Facebook backed down from a blanket refusal to entertain such an idea after taking numerous beatings over its Russian bots/fake news problems, settling for an amendment that included the word "knowingly."
The broader internet industry is not happy about that backdown, and Facebook in particular has taken a few beatings from inside the tent, with many worried that cracking the Section 230 door will inevitably lead to intellectual property lawyers jamming in crowbars so they can argue against piracy.
Shoppers fight back
While recovering from all that, here come Google's own users – planting another boot into the giant's face. This time over shopping.
The Google Shopping search engine is still small compared to monsters like Amazon and eBay, but a decision by the web giant to shoot down efforts to sell guns online has annoyed some people. And not gun-toting nut jobs, but wine drinkers and rock lovers.
How come? Shoddy filtering introduced this month, in the aftermath of the Florida high-school shooting massacre, has caused BurGUNdy, GUNs & Roses, glue GUNs, and other stuff with "GUN" in its name, to be temporarily cut from product search results.
The ads goliath has been frantically adjusting those filters as netizens pile up the complaints of baffling blank pages. The filters are easily bypassed, of course. Just search for "glue gunn," for example.
It's just one more punch to the face for what were much-loved companies that could do no wrong just a year ago.
And putting in the final boot is… Google's own chairman.

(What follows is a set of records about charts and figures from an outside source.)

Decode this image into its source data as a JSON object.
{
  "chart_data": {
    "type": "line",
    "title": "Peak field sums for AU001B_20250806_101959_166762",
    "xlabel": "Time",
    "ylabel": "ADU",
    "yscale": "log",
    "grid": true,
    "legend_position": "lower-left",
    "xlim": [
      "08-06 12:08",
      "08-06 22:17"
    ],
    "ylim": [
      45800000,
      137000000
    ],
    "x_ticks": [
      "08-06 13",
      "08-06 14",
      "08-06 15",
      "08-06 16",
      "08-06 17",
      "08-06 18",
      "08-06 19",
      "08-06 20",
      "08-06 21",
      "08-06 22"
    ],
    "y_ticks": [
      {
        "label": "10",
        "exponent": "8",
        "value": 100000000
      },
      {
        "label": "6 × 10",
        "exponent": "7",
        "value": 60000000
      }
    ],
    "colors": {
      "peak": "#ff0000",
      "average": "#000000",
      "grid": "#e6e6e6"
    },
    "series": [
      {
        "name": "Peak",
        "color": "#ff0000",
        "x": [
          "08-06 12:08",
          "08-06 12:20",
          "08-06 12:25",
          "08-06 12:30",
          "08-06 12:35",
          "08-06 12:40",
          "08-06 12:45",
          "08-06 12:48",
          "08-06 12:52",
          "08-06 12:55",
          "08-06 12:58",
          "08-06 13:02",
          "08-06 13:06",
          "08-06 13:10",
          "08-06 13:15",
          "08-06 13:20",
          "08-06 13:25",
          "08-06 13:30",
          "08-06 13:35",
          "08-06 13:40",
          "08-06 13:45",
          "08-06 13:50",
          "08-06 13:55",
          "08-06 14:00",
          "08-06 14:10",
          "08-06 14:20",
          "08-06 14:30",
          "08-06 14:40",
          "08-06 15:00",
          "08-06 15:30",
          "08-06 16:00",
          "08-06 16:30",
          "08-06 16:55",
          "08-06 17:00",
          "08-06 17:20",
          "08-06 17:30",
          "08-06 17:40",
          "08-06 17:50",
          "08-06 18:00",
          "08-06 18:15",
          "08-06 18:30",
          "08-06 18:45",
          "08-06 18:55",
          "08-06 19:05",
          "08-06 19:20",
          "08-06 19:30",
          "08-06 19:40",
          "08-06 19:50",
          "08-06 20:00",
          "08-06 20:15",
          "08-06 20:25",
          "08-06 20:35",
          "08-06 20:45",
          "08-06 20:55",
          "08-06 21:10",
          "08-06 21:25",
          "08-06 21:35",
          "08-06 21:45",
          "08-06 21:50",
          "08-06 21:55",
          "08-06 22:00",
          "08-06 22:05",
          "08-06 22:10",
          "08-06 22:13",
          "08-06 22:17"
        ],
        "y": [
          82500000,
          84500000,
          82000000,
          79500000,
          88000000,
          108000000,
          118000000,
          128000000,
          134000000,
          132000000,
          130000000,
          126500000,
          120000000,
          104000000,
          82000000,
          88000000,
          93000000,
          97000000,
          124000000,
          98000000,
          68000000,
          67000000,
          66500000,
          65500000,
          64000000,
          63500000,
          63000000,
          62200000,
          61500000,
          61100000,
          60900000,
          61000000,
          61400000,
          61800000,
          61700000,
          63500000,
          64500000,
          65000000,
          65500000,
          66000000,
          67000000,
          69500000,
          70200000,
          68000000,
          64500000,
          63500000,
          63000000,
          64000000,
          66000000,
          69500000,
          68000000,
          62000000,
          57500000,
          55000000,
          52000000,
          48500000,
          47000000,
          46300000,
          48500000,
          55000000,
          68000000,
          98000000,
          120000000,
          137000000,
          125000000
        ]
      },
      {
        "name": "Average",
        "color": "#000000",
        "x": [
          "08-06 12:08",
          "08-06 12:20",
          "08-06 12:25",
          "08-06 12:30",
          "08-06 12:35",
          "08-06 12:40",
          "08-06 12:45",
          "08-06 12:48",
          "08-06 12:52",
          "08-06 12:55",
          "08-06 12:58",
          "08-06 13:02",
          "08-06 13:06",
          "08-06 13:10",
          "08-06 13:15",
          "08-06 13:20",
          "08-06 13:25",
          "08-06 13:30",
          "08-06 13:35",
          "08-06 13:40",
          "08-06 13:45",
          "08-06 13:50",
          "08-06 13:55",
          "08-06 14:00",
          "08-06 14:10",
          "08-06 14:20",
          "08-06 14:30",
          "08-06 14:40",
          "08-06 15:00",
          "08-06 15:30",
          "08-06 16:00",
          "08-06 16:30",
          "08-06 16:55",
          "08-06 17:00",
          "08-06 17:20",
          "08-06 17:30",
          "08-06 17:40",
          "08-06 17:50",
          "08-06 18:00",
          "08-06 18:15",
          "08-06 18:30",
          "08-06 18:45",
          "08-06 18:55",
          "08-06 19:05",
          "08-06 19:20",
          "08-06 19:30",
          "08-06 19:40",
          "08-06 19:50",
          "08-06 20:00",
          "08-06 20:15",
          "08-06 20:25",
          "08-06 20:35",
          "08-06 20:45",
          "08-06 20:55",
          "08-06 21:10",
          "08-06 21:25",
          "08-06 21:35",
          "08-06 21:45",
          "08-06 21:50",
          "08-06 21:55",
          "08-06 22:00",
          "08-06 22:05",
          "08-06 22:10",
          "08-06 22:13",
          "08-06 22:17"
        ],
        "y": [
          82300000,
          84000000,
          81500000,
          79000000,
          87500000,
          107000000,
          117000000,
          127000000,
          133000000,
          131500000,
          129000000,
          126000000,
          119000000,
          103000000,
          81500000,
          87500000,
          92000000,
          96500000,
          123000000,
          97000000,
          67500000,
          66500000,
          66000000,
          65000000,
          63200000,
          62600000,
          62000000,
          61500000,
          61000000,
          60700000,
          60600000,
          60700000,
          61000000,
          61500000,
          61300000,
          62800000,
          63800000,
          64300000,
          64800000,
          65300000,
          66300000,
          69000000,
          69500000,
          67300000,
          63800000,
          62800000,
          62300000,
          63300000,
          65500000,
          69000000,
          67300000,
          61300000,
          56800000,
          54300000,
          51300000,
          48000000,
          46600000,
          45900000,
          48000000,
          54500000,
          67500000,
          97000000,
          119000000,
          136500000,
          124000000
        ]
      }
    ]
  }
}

Earlier this month, MIPS processor granddaddy Professor John Hennessy was named as the new chairman of the board of Google-parent biz Alphabet, replacing Eric Schmidt.
Hennessy gave an interview to the IEEE this week in which he warned against the terrible technology that has been causing rifts in society and causing our youth to become addicted to mindless constant interactions.
To which pretty much everyone has thought: but isn't that Google's entire business plan?
"It's not technology that has created the rifts in our communities," he preambled before pointing out the opposite. "The country and the world are divided; tech just enables anyone to put their opinions out there."
"We should be able to determine and control truly fake news, information that is patentable false," he noted in the same week that Google-owned YouTube promoted a conspiracy theory that one of the students at the Florida high school mass shooting earlier this month was in fact a paid "crisis actor."
"We should be able to figure out how to identify videos that truly incite violence and not be associated with that," Hennessy noted, adding: "That's not going to be easy; censorship is a difficult thing to do. It presents a big challenge for the tech industry." It sure does, John.
He also said he was worried "about young people becoming so focused on electronic devices that they reduce personal interactions, reading books, and other experiences."
Perhaps John isn't aware that one of the largest suppliers of electronic devices and online entertainment is, um, Google. Android, YouTube, Pixel, Chromebooks, Google Home, search, any of that ring any bells?
"When I was growing up, we had extremely strict limitations on when we could watch TV or not; there was absolutely no TV during the week, and only limited viewing time on weekends," the prof sighed. "We have to do the same with young people and their devices today."